U.S. investors are likely to remain razor-focused on the Fed . Facing the highest inflation in 40 years, the central bank has moved to aggressively tighten financial conditions in recent months in a bid to get rising prices under control. These moves, which included the biggest interest-rate hikes in decades, have already knocked stocks this year. The Fed’s next decision on rates comes later in September.

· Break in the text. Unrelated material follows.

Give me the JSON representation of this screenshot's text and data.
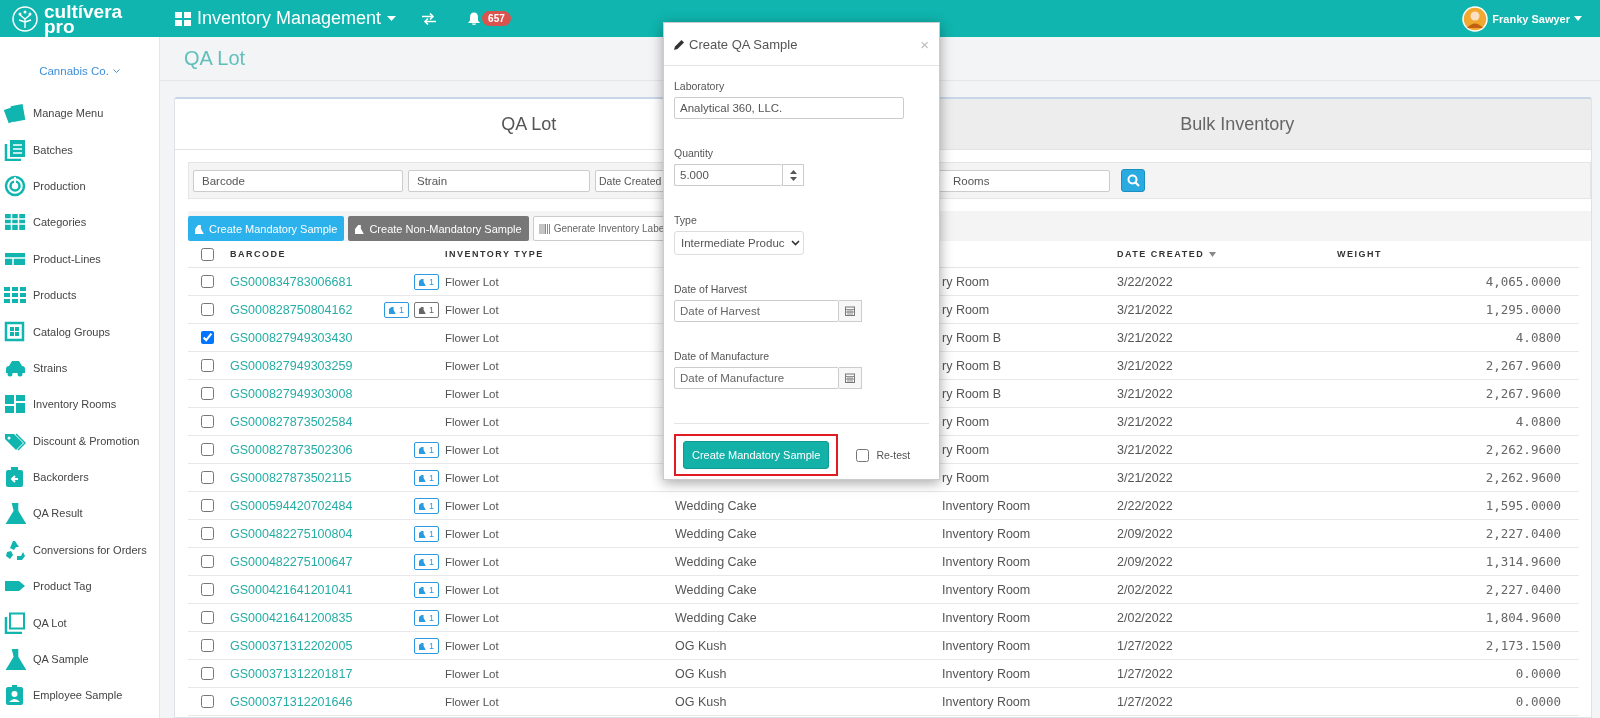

In the commodity space, futures for U.S. benchmark West Texas Intermediate crude gained 4% to above $90 a barrel. The OPEC+ group of oil-producing nations—which includes Russia and Saudi Arabia— agreed to cut crude production by 100,000 barrels a day in a bid to support prices that have slumped lower in recent months.
Here are three stocks on the move Monday:
A renewal of Covid-19 lockdowns in China has hit Chinese tech stocks, with the Hong Kong-traded shares of Alibaba (ticker: BABA) down 2.4% and e-commerce peer JD.com (JD) 3% lower.
The Zurich-traded shares of Credit Suisse (CS) lost 3.5% amid reports that the bank’s board was discussing an extensive breakup of its investment bank, with the U.S. side of the business largely at risk in a move that could cost 5,000 jobs.